Marseille : trois morts et un blessé grave en un seul week-end

C'est un week-end sanglant qui se déroule à Marseille, comptant déjà trois morts et un blessé grave. Quatre jeunes gens ont été atteints par balles. En toile de fond de ces réglements de compte, le trafic de stupéfiants.

Police
Police © Vincent Michel/MaxPPP
Ils ont entre 18 et 27 ans, et ont été la cible de tireurs ce week-end. Trois d'entre eux sont morts. Le dernier est entre la vie et la mort à l'hôpital.

Le premier corps a été retrouvé samedi matin tout près de l'école Emile-Vayssière 2, au pied de la cité du Mail, dans le 14e arrondissement de Marseille.

La victime, originaire de Nice, n'était âgée que de 18 ans. Elle avait succombé à une balle dans le dos, dans la nuit de vendredi à samedi. 

Dans la nuit de samedi à dimanche, un autre homme, a été pris pour cible à la cité Consolat. Grièvement blessé par balles, l'homme, âgé de 27 ans, a été transporté en urgence à l'hôpital, et son pronostic vital était encore engagé, en fin d'après-midi ce dimanche. 

Dans la matinée, un autre corps sans vie a encore été découvert à proximité d'une autre cité des quartiers nord, la cité de  Mourepiane. La victime âgée de 22 ans, avait été tuée également par balles.

Toujours ce jour en fin de matinée, un troisième homme a été visé par des tireurs alors qu'il était au volant de sa voiture, au Chemin du Merlan à la Rose, non loin de la cité des Hirondelles, dans le 13e arrondisssement. Atteint de plusieurs balles, l'homme âgé de 21 ans est décédé.

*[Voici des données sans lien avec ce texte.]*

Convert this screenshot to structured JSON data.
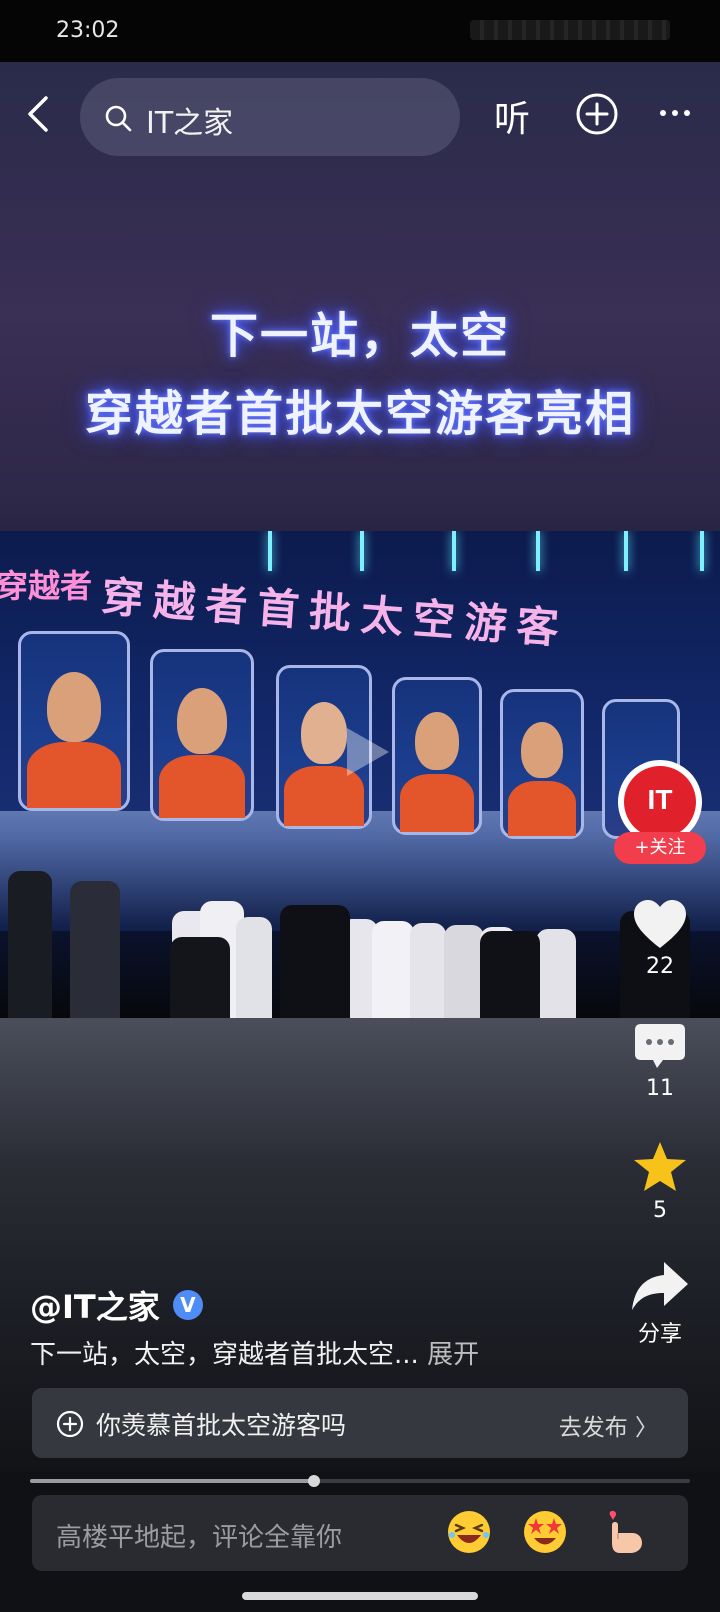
{
  "status_bar": {
    "time": "23:02"
  },
  "top_bar": {
    "search_text": "IT之家",
    "listen_label": "听"
  },
  "video": {
    "headline_line1": "下一站，太空",
    "headline_line2": "穿越者首批太空游客亮相",
    "photo_logo": "穿越者",
    "photo_title": "穿越者首批太空游客"
  },
  "rail": {
    "avatar_text": "IT",
    "follow_label": "+关注",
    "like_count": "22",
    "comment_count": "11",
    "favorite_count": "5",
    "share_label": "分享"
  },
  "post": {
    "author": "@IT之家",
    "verified_mark": "V",
    "description": "下一站，太空，穿越者首批太空...",
    "expand_label": "展开"
  },
  "topic": {
    "text": "你羡慕首批太空游客吗",
    "action": "去发布 〉"
  },
  "progress": {
    "value": 0.43
  },
  "comment": {
    "placeholder": "高楼平地起，评论全靠你"
  },
  "colors": {
    "follow_red": "#f23d4d",
    "favorite_yellow": "#f7c21a",
    "verified_blue": "#4f8cf5"
  }
}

Guerre de réseau et trafic de stupéfiants 

Selon une source proche de l'enquête, les victimes sont liées au trafic de stupéfiants. Cette série meurtrière serait en lien avec la guerre des réseaux qui sévit dans les quartiers nord de la ville. 

"Dans ce dernier dossier (mort à la cité des hirondelles), nous faisons face à un bon règlement de comptes classique, à la Kalachnikov", insiste un représentant du parquet de Marseille auprès de l'AFP, précisant que la victime est "très connue des services de police":

Nous sommes certains qu'il s'agit d'un règlement de comptes.

 "Embrouille de quartier, plan drogue qui tourne mal, bagarre qui dégénère ?" : pour les deux autres homicides du week-end, et notamment la mort de ce jeune homme d'à peine 18 ans  tué dans la nuit de vendredi à dimanche, les enquêteurs ont moins de certitude, même si les deux victimes étaient connues "pour stupéfiants", confirme le parquet.

Une certitude: à chaque fois ces faits se sont déroulés près d'une de ces cités marseillaises connues par les forces de l'ordre pour héberger un "plan stup", comme aux Flamants, cadre du premier homicide du week-end, à quelques centaines de mètres à peine du règlement de comptes de dimanche matin.

 Depuis le 11 octobre et la mort d'une jeune femme de 19 ans mortellement blessée par balles alors qu'elle se trouvait dans un véhicule, près d'un autre point de drogue, à la Belle de Mai, quatre homicides par balles ont touché la cité phocéenne.

Avec ce règlement de comptes de dimanche matin, ce sont dix personnes qui ont perdu la vie dans des "réglos" à travers les Bouches-du-Rhône depuis le début de l'année.